Même décision ici, rendue le 27 août : la préfecture de Guyane a porté « une atteinte grave et manifestement illégale à [la] liberté d’aller et de venir [d’Antoine] ». Mais contrairement à ce que l’étudiant demandait, l’État n’aura pas à payer les frais de justice engagés. Une chose ressort tout de même de cette affaire. La justice n’a rien dit sur le déverrouillage forcé du smartphone par reconnaissance faciale.

Code PIN et reconnaissance faciale, même combat ?

Vous connaissez sûrement la phrase « vous avez le droit de garder le silence », que la police prononce, entre autres, quand elle procède à une arrestation. En 2019, la justice française déclarait que les autorités ne pouvaient pas vous forcer à donner votre code de déverrouillage.

Une jurisprudence importante, mais votre visage (et par extension votre empreinte digitale) est quelque chose de physique. Il n’est pas nécessaire d’obtenir votre coopération pour s’en servir, comme l’exemple d’Antoine le montre. Pourtant, la finalité est la même qu’avec un code ou un schéma : accéder à votre mobile et tout ce qu’il contient comme informations.

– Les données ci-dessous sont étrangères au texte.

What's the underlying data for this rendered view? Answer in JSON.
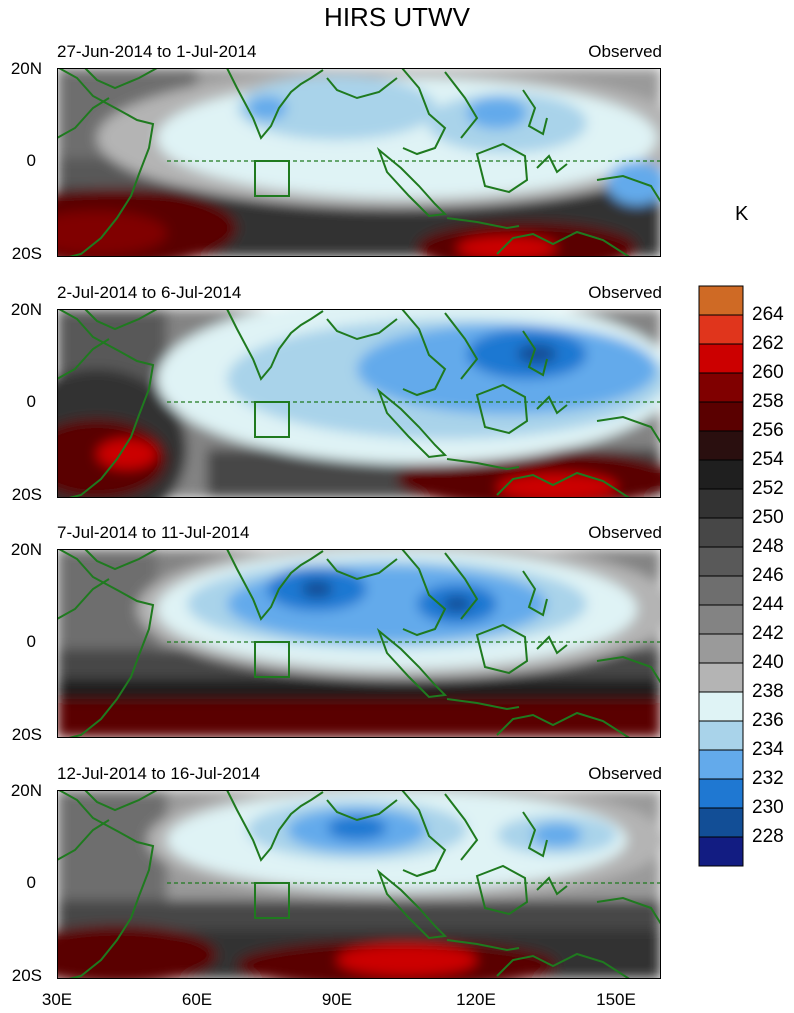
{
  "title": "HIRS UTWV",
  "panels": [
    {
      "date_range": "27-Jun-2014 to 1-Jul-2014",
      "label": "Observed"
    },
    {
      "date_range": "2-Jul-2014 to 6-Jul-2014",
      "label": "Observed"
    },
    {
      "date_range": "7-Jul-2014 to 11-Jul-2014",
      "label": "Observed"
    },
    {
      "date_range": "12-Jul-2014 to 16-Jul-2014",
      "label": "Observed"
    }
  ],
  "lat_labels": [
    "20N",
    "0",
    "20S"
  ],
  "lon_labels": [
    "30E",
    "60E",
    "90E",
    "120E",
    "150E"
  ],
  "colorbar": {
    "unit": "K",
    "levels": [
      "264",
      "262",
      "260",
      "258",
      "256",
      "254",
      "252",
      "250",
      "248",
      "246",
      "244",
      "242",
      "240",
      "238",
      "236",
      "234",
      "232",
      "230",
      "228"
    ],
    "colors": [
      "#cf6a25",
      "#e0351c",
      "#cc0000",
      "#800000",
      "#5a0000",
      "#2a0f0f",
      "#1f1f1f",
      "#333333",
      "#474747",
      "#595959",
      "#6e6e6e",
      "#838383",
      "#9a9a9a",
      "#b4b4b4",
      "#dff3f5",
      "#a9d3ea",
      "#63aaeb",
      "#1f78d2",
      "#124e96",
      "#121c82"
    ]
  },
  "chart_data": {
    "type": "heatmap",
    "variable": "UTWV",
    "units": "K",
    "x_range": [
      30,
      160
    ],
    "y_range": [
      -20,
      20
    ],
    "x_ticks": [
      "30E",
      "60E",
      "90E",
      "120E",
      "150E"
    ],
    "y_ticks": [
      "20N",
      "0",
      "20S"
    ],
    "legend_placement": "right",
    "panels": [
      "27-Jun-2014 to 1-Jul-2014",
      "2-Jul-2014 to 6-Jul-2014",
      "7-Jul-2014 to 11-Jul-2014",
      "12-Jul-2014 to 16-Jul-2014"
    ]
  }
}
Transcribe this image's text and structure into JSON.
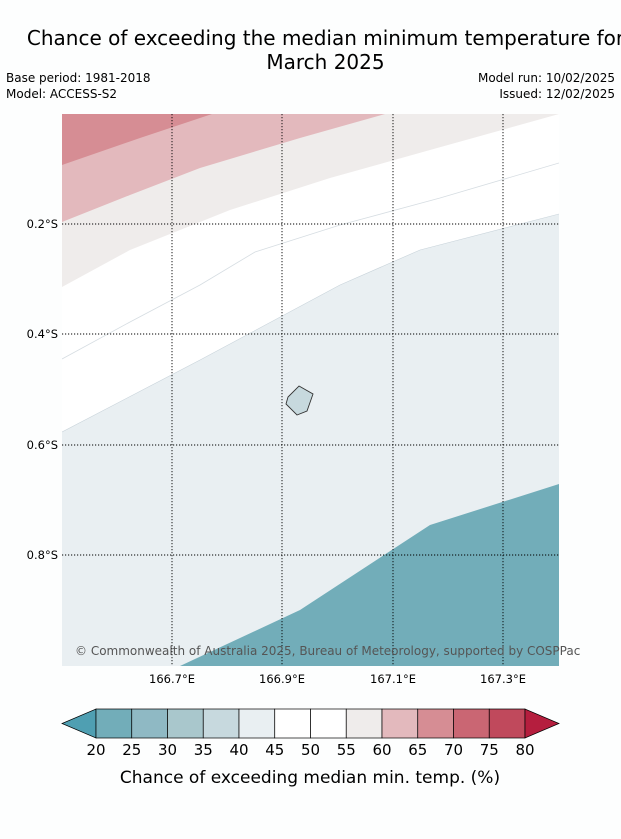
{
  "title_line1": "Chance of exceeding the median minimum temperature for",
  "title_line2": "March 2025",
  "base_period": "Base period: 1981-2018",
  "model": "Model: ACCESS-S2",
  "model_run": "Model run: 10/02/2025",
  "issued": "Issued: 12/02/2025",
  "copyright": "© Commonwealth of Australia 2025, Bureau of Meteorology, supported by COSPPac",
  "lat_labels": [
    "0.2°S",
    "0.4°S",
    "0.6°S",
    "0.8°S"
  ],
  "lon_labels": [
    "166.7°E",
    "166.9°E",
    "167.1°E",
    "167.3°E"
  ],
  "colorbar": {
    "title": "Chance of exceeding median min. temp. (%)",
    "ticks": [
      "20",
      "25",
      "30",
      "35",
      "40",
      "45",
      "50",
      "55",
      "60",
      "65",
      "70",
      "75",
      "80"
    ],
    "below_color": "#4f9fb2",
    "above_color": "#b51e3e",
    "bin_colors": [
      "#72adb9",
      "#8fb9c4",
      "#a9c7cc",
      "#c7d9de",
      "#e9eff2",
      "#ffffff",
      "#ffffff",
      "#efeceb",
      "#e3b9bd",
      "#d68d94",
      "#ca6673",
      "#c0495c"
    ]
  },
  "map": {
    "band_colors": [
      "#d68d94",
      "#e3b9bd",
      "#efeceb",
      "#ffffff",
      "#e9eff2",
      "#c7d9de",
      "#a9c7cc",
      "#8fb9c4",
      "#72adb9"
    ]
  }
}
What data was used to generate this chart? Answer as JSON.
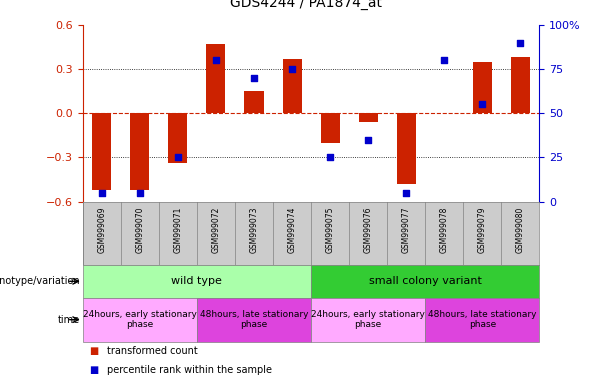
{
  "title": "GDS4244 / PA1874_at",
  "samples": [
    "GSM999069",
    "GSM999070",
    "GSM999071",
    "GSM999072",
    "GSM999073",
    "GSM999074",
    "GSM999075",
    "GSM999076",
    "GSM999077",
    "GSM999078",
    "GSM999079",
    "GSM999080"
  ],
  "bar_values": [
    -0.52,
    -0.52,
    -0.34,
    0.47,
    0.15,
    0.37,
    -0.2,
    -0.06,
    -0.48,
    0.0,
    0.35,
    0.38
  ],
  "percentile_values": [
    5,
    5,
    25,
    80,
    70,
    75,
    25,
    35,
    5,
    80,
    55,
    90
  ],
  "ylim": [
    -0.6,
    0.6
  ],
  "yticks_left": [
    -0.6,
    -0.3,
    0.0,
    0.3,
    0.6
  ],
  "yticks_right": [
    0,
    25,
    50,
    75,
    100
  ],
  "ytick_labels_right": [
    "0",
    "25",
    "50",
    "75",
    "100%"
  ],
  "bar_color": "#cc2200",
  "dot_color": "#0000cc",
  "hline_color": "#cc2200",
  "dotted_color": "#000000",
  "bg_color": "#ffffff",
  "tick_color_left": "#cc2200",
  "tick_color_right": "#0000cc",
  "sample_bg_color": "#cccccc",
  "genotype_row": [
    {
      "label": "wild type",
      "start": 0,
      "end": 6,
      "color": "#aaffaa"
    },
    {
      "label": "small colony variant",
      "start": 6,
      "end": 12,
      "color": "#33cc33"
    }
  ],
  "time_row": [
    {
      "label": "24hours, early stationary\nphase",
      "start": 0,
      "end": 3,
      "color": "#ffaaff"
    },
    {
      "label": "48hours, late stationary\nphase",
      "start": 3,
      "end": 6,
      "color": "#dd44dd"
    },
    {
      "label": "24hours, early stationary\nphase",
      "start": 6,
      "end": 9,
      "color": "#ffaaff"
    },
    {
      "label": "48hours, late stationary\nphase",
      "start": 9,
      "end": 12,
      "color": "#dd44dd"
    }
  ],
  "legend_red": "transformed count",
  "legend_blue": "percentile rank within the sample",
  "genotype_label": "genotype/variation",
  "time_label": "time",
  "bar_width": 0.5
}
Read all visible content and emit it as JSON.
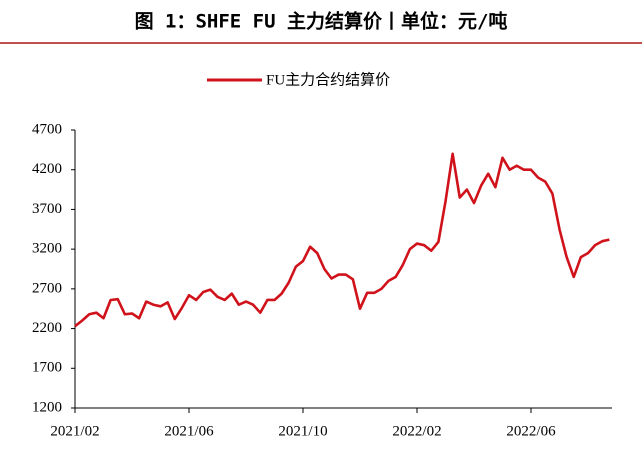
{
  "chart_data": {
    "type": "line",
    "title": "图 1：SHFE FU 主力结算价丨单位：元/吨",
    "categories": [
      "2021/02",
      null,
      null,
      null,
      null,
      null,
      null,
      null,
      null,
      null,
      null,
      null,
      null,
      null,
      null,
      null,
      "2021/06",
      null,
      null,
      null,
      null,
      null,
      null,
      null,
      null,
      null,
      null,
      null,
      null,
      null,
      null,
      null,
      "2021/10",
      null,
      null,
      null,
      null,
      null,
      null,
      null,
      null,
      null,
      null,
      null,
      null,
      null,
      null,
      null,
      "2022/02",
      null,
      null,
      null,
      null,
      null,
      null,
      null,
      null,
      null,
      null,
      null,
      null,
      null,
      null,
      null,
      "2022/06",
      null,
      null,
      null,
      null,
      null,
      null,
      null,
      null,
      null,
      null,
      null
    ],
    "series": [
      {
        "name": "FU主力合约结算价",
        "color": "#d0121b",
        "values": [
          2230,
          2300,
          2380,
          2400,
          2330,
          2560,
          2570,
          2380,
          2390,
          2330,
          2540,
          2500,
          2480,
          2530,
          2320,
          2460,
          2620,
          2560,
          2660,
          2690,
          2600,
          2560,
          2640,
          2500,
          2540,
          2500,
          2400,
          2560,
          2560,
          2640,
          2780,
          2980,
          3050,
          3230,
          3150,
          2950,
          2830,
          2880,
          2880,
          2820,
          2450,
          2650,
          2650,
          2700,
          2800,
          2850,
          3000,
          3200,
          3270,
          3250,
          3180,
          3290,
          3800,
          4400,
          3850,
          3950,
          3780,
          4000,
          4150,
          3980,
          4350,
          4200,
          4250,
          4200,
          4200,
          4100,
          4050,
          3900,
          3450,
          3100,
          2850,
          3100,
          3150,
          3250,
          3300,
          3320
        ]
      }
    ],
    "ylim": [
      1200,
      4700
    ],
    "yticks": [
      1200,
      1700,
      2200,
      2700,
      3200,
      3700,
      4200,
      4700
    ],
    "grid": false,
    "legend": "top"
  }
}
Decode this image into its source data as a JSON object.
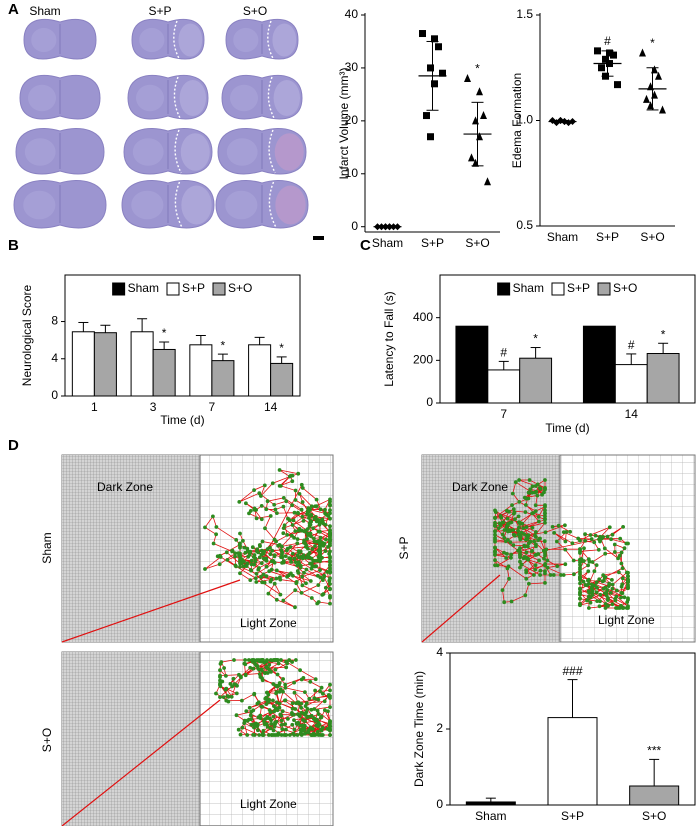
{
  "panel_labels": [
    "A",
    "B",
    "C",
    "D"
  ],
  "brain_images": {
    "columns": [
      "Sham",
      "S+P",
      "S+O"
    ]
  },
  "tracking": [
    {
      "group": "Sham",
      "dark_zone": "Dark Zone",
      "light_zone": "Light Zone"
    },
    {
      "group": "S+P",
      "dark_zone": "Dark Zone",
      "light_zone": "Light Zone"
    },
    {
      "group": "S+O",
      "light_zone": "Light Zone"
    }
  ],
  "chart_data": [
    {
      "type": "dotplot",
      "y_label": "Infarct Volume (mm³)",
      "categories": [
        "Sham",
        "S+P",
        "S+O"
      ],
      "markers": [
        "diamond",
        "square",
        "triangle"
      ],
      "color": "#000000",
      "points": [
        [
          0,
          0,
          0,
          0,
          0,
          0,
          0,
          0
        ],
        [
          36.5,
          35.5,
          34,
          30,
          27,
          21,
          17,
          29
        ],
        [
          28,
          25.5,
          21,
          20,
          17,
          13,
          12,
          8.5
        ]
      ],
      "means": [
        0,
        28.5,
        17.5
      ],
      "errors": [
        0,
        6.5,
        6
      ],
      "annotations": [
        null,
        null,
        "*"
      ],
      "ylim": [
        -1,
        40
      ],
      "yticks": [
        0,
        10,
        20,
        30,
        40
      ],
      "frame": "axes"
    },
    {
      "type": "dotplot",
      "y_label": "Edema Formation",
      "categories": [
        "Sham",
        "S+P",
        "S+O"
      ],
      "markers": [
        "diamond",
        "square",
        "triangle"
      ],
      "color": "#000000",
      "points": [
        [
          1.0,
          0.995,
          0.99,
          1.0,
          0.995,
          0.99,
          1.0,
          0.995
        ],
        [
          1.33,
          1.32,
          1.31,
          1.29,
          1.27,
          1.25,
          1.21,
          1.17
        ],
        [
          1.32,
          1.24,
          1.21,
          1.16,
          1.12,
          1.1,
          1.07,
          1.05
        ]
      ],
      "means": [
        0.995,
        1.27,
        1.15
      ],
      "errors": [
        0.005,
        0.06,
        0.1
      ],
      "annotations": [
        null,
        "#",
        "*"
      ],
      "ylim": [
        0.5,
        1.5
      ],
      "yticks": [
        0.5,
        {
          "value": 1,
          "label": "1.0"
        },
        1.5
      ],
      "frame": "axes"
    },
    {
      "type": "bar",
      "y_label": "Neurological Score",
      "x_label": "Time (d)",
      "categories": [
        "1",
        "3",
        "7",
        "14"
      ],
      "series": [
        {
          "name": "Sham",
          "color": "#000000",
          "values": [
            null,
            null,
            null,
            null
          ]
        },
        {
          "name": "S+P",
          "color": "#ffffff",
          "values": [
            6.9,
            6.9,
            5.5,
            5.5
          ],
          "errors": [
            1.0,
            1.4,
            1.0,
            0.8
          ]
        },
        {
          "name": "S+O",
          "color": "#a6a6a6",
          "values": [
            6.8,
            5.0,
            3.8,
            3.5
          ],
          "errors": [
            0.8,
            0.8,
            0.7,
            0.7
          ],
          "annotations": [
            null,
            "*",
            "*",
            "*"
          ]
        }
      ],
      "ylim": [
        0,
        13
      ],
      "yticks": [
        0,
        4,
        8
      ],
      "legend": "top",
      "frame": "box"
    },
    {
      "type": "bar",
      "y_label": "Latency to Fall (s)",
      "x_label": "Time (d)",
      "categories": [
        "7",
        "14"
      ],
      "series": [
        {
          "name": "Sham",
          "color": "#000000",
          "values": [
            360,
            360
          ]
        },
        {
          "name": "S+P",
          "color": "#ffffff",
          "values": [
            155,
            180
          ],
          "errors": [
            40,
            50
          ],
          "annotations": [
            "#",
            "#"
          ]
        },
        {
          "name": "S+O",
          "color": "#a6a6a6",
          "values": [
            210,
            232
          ],
          "errors": [
            50,
            48
          ],
          "annotations": [
            "*",
            "*"
          ]
        }
      ],
      "ylim": [
        0,
        600
      ],
      "yticks": [
        0,
        200,
        400
      ],
      "legend": "top",
      "frame": "box"
    },
    {
      "type": "bar",
      "y_label": "Dark Zone Time (min)",
      "categories": [
        "Sham",
        "S+P",
        "S+O"
      ],
      "values": [
        0.08,
        2.3,
        0.5
      ],
      "errors": [
        0.1,
        1.0,
        0.7
      ],
      "colors": [
        "#000000",
        "#ffffff",
        "#a6a6a6"
      ],
      "annotations": [
        null,
        "###",
        "***"
      ],
      "ylim": [
        0,
        4
      ],
      "yticks": [
        0,
        2,
        4
      ],
      "frame": "box"
    }
  ]
}
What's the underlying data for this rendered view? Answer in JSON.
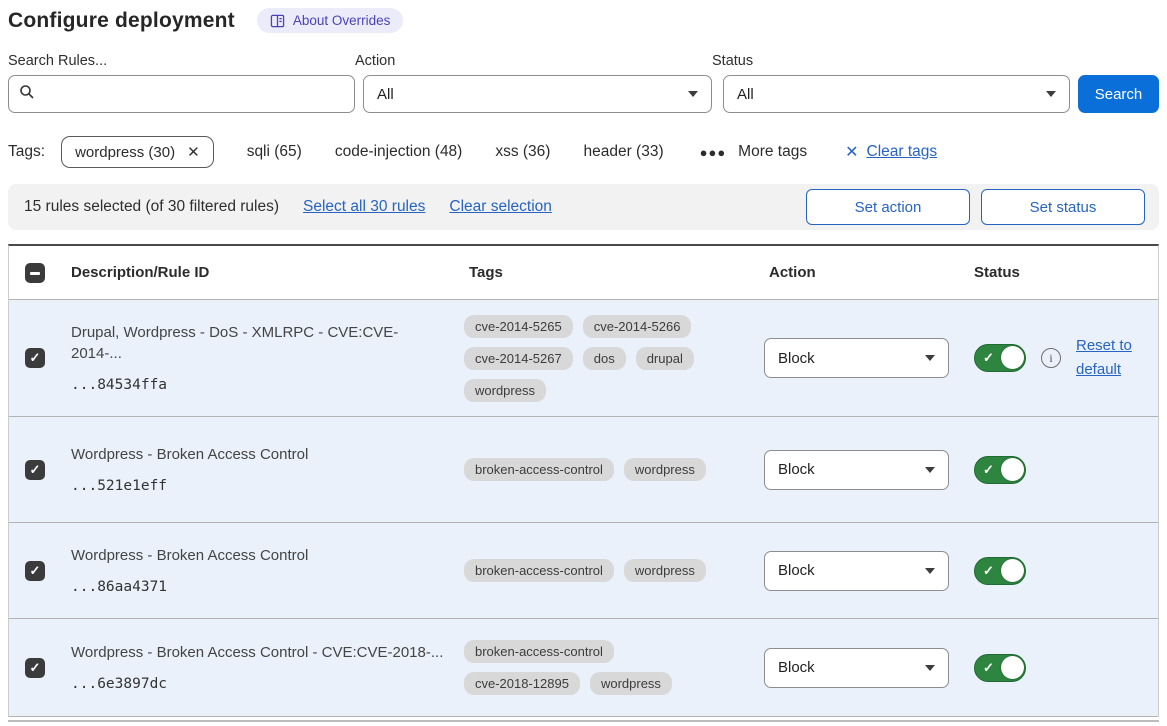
{
  "page": {
    "title": "Configure deployment"
  },
  "about_badge": {
    "label": "About Overrides",
    "icon": "book-icon"
  },
  "filters": {
    "search": {
      "label": "Search Rules...",
      "value": "",
      "icon": "search-icon"
    },
    "action": {
      "label": "Action",
      "value": "All"
    },
    "status": {
      "label": "Status",
      "value": "All"
    },
    "search_button": "Search"
  },
  "tags_bar": {
    "label": "Tags:",
    "selected_tag": {
      "label": "wordpress (30)",
      "close_icon": "x-icon"
    },
    "tags": [
      "sqli (65)",
      "code-injection (48)",
      "xss (36)",
      "header (33)"
    ],
    "more_tags": {
      "icon": "ellipsis-icon",
      "label": "More tags"
    },
    "clear_tags": {
      "icon": "x-icon",
      "label": "Clear tags"
    }
  },
  "selection_bar": {
    "summary": "15 rules selected (of 30 filtered rules)",
    "select_all_label": "Select all 30 rules",
    "clear_selection_label": "Clear selection",
    "set_action_label": "Set action",
    "set_status_label": "Set status"
  },
  "table": {
    "header": {
      "select_all_checkbox_state": "indeterminate",
      "description": "Description/Rule ID",
      "tags": "Tags",
      "action": "Action",
      "status": "Status"
    },
    "rows": [
      {
        "checked": true,
        "description": "Drupal, Wordpress - DoS - XMLRPC - CVE:CVE-2014-...",
        "rule_id": "...84534ffa",
        "tags": [
          "cve-2014-5265",
          "cve-2014-5266",
          "cve-2014-5267",
          "dos",
          "drupal",
          "wordpress"
        ],
        "action": "Block",
        "enabled": true,
        "has_reset": true,
        "reset_label": "Reset to default"
      },
      {
        "checked": true,
        "description": "Wordpress - Broken Access Control",
        "rule_id": "...521e1eff",
        "tags": [
          "broken-access-control",
          "wordpress"
        ],
        "action": "Block",
        "enabled": true,
        "has_reset": false
      },
      {
        "checked": true,
        "description": "Wordpress - Broken Access Control",
        "rule_id": "...86aa4371",
        "tags": [
          "broken-access-control",
          "wordpress"
        ],
        "action": "Block",
        "enabled": true,
        "has_reset": false
      },
      {
        "checked": true,
        "description": "Wordpress - Broken Access Control - CVE:CVE-2018-...",
        "rule_id": "...6e3897dc",
        "tags": [
          "broken-access-control",
          "cve-2018-12895",
          "wordpress"
        ],
        "action": "Block",
        "enabled": true,
        "has_reset": false
      }
    ]
  },
  "colors": {
    "accent-blue": "#0b6fd9",
    "link-blue": "#2764c1",
    "toggle-green": "#2e8540",
    "row-blue": "#eaf1fb",
    "pill-bg": "#d8d8d8",
    "badge-bg": "#ecebfa",
    "badge-text": "#4c42b8"
  }
}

Le problème est que cela peut se retourner contre vous même si vous n’avez rien à vous reprocher. Dans le cas de l’étudiant, la police a interprété des données concernant un précédent voyage au Suriname comme un indice pointant vers son implication dans un trafic de drogue. Ce qui n’a pas été prouvé par la suite.

Malgré la décision de la juge des référés du tribunal administratif de la Guyane, on ne sait toujours pas jusqu’où la loi autorise les forces de l’ordre à aller quand elles cherchent à déverrouiller le smartphone d’un suspect.